Desafio feito, desafio aceite. Com uma tesoura (de pontas redondas) e uma faca (de brincar) na mala, o Expresso foi, na passada terça-feira, testar in loco o grau de permissividade do tribunal. E não demorou mais de dez minutos. Sem pressas.

A entrada fez-se às claras, pela porta principal do edifício I, mas nenhum dos dois seguranças da portaria pediu a identificação ou questionou o motivo da visita. Aliás, atenciosos, até confirmaram o piso onde trabalha o procurador. Ao passar pelo pórtico de detecção de metais, o sistema apitou. Suspendi a marcha. Mas os seguranças nem viraram o rosto. "Não têm 'raquetes' para localizar os objectos", explica Celso Manata.



(Na entrada do tribunal, o pórtico de detecção de metais está ligado, mas é inútil. Quem passa e apita não é barrado nem revistado, porque os seguranças não têm as ‘raquetes’ necessárias. A maioria, para evitar o ruído, passa ao lado)

Na verdade, também podia ter optado por passar ao lado do detector - há dois amplos espaços laterais - ou até por uma porta paralela, que ali existe, como fazem os funcionários para evitar o zumbido a cada atravessamento.

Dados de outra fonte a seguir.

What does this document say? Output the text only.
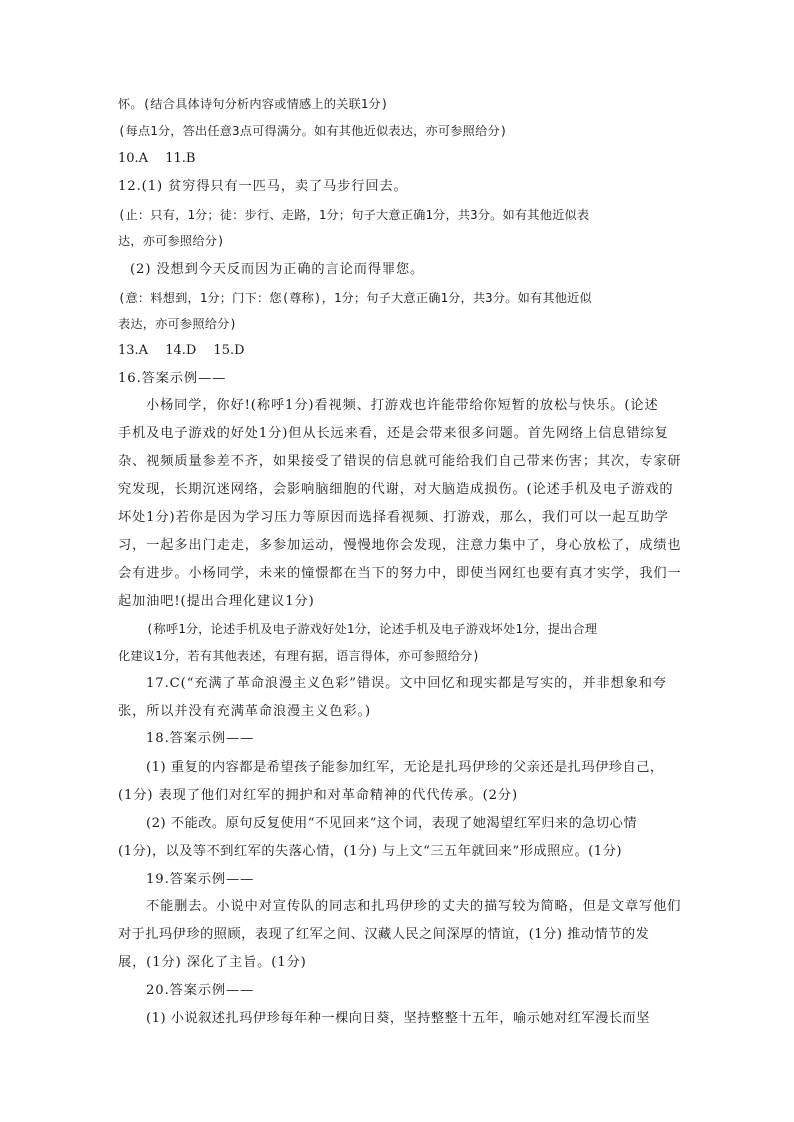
怀。(结合具体诗句分析内容或情感上的关联1分)
(每点1分，答出任意3点可得满分。如有其他近似表达，亦可参照给分)
10.A　 11.B
12.(1) 贫穷得只有一匹马，卖了马步行回去。
(止：只有，1分；徒：步行、走路，1分；句子大意正确1分，共3分。如有其他近似表
达，亦可参照给分)
(2) 没想到今天反而因为正确的言论而得罪您。
(意：料想到，1分；门下：您(尊称)，1分；句子大意正确1分，共3分。如有其他近似
表达，亦可参照给分)
13.A　 14.D　 15.D
16.答案示例——
小杨同学，你好!(称呼1分)看视频、打游戏也许能带给你短暂的放松与快乐。(论述
手机及电子游戏的好处1分)但从长远来看，还是会带来很多问题。首先网络上信息错综复
杂、视频质量参差不齐，如果接受了错误的信息就可能给我们自己带来伤害；其次，专家研
究发现，长期沉迷网络，会影响脑细胞的代谢，对大脑造成损伤。(论述手机及电子游戏的
坏处1分)若你是因为学习压力等原因而选择看视频、打游戏，那么，我们可以一起互助学
习，一起多出门走走，多参加运动，慢慢地你会发现，注意力集中了，身心放松了，成绩也
会有进步。小杨同学，未来的憧憬都在当下的努力中，即使当网红也要有真才实学，我们一
起加油吧!(提出合理化建议1分)
(称呼1分，论述手机及电子游戏好处1分，论述手机及电子游戏坏处1分，提出合理
化建议1分，若有其他表述，有理有据，语言得体，亦可参照给分)
17.C(“充满了革命浪漫主义色彩”错误。文中回忆和现实都是写实的，并非想象和夸
张，所以并没有充满革命浪漫主义色彩。)
18.答案示例——
(1) 重复的内容都是希望孩子能参加红军，无论是扎玛伊珍的父亲还是扎玛伊珍自己，
(1分) 表现了他们对红军的拥护和对革命精神的代代传承。(2分)
(2) 不能改。原句反复使用“不见回来”这个词，表现了她渴望红军归来的急切心情
(1分)，以及等不到红军的失落心情，(1分) 与上文“三五年就回来”形成照应。(1分)
19.答案示例——
不能删去。小说中对宣传队的同志和扎玛伊珍的丈夫的描写较为简略，但是文章写他们
对于扎玛伊珍的照顾，表现了红军之间、汉藏人民之间深厚的情谊，(1分) 推动情节的发
展，(1分) 深化了主旨。(1分)
20.答案示例——
(1) 小说叙述扎玛伊珍每年种一棵向日葵，坚持整整十五年，喻示她对红军漫长而坚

Quem se dirige aos serviços do Ministério Público e Secretaria Geral nem encontra qualquer sistema de alarme.

Apanhado o elevador, a porta abre no terceiro andar. Volto a perguntar onde fica o gabinete do coordenador. "À esquerda, terceira porta", respondeu uma funcionária, sem hesitação ou receio. Porém, o corredor dos gabinetes dos magistrados é de acesso condicionado, como informa um autocolante na porta-barreira. Lá está a luzinha vermelha a atestar o bloqueio. Mas também lá está uma maçaneta, que bastou rodar e logo a luz verde se acendeu. Mais uns dez passos, mais uma maçaneta girada, e chegámos ao destino.

"Boa tarde Sr. Procurador, posso matá-lo?" Celso Manata pedira para não ser avisado do dia do teste, mas não se surpreendeu com a facilidade com que o Expresso chegou até ele. "Se fosse a sério, não teria como lançar um alerta. Ainda não instalaram os botões de pânico", conta.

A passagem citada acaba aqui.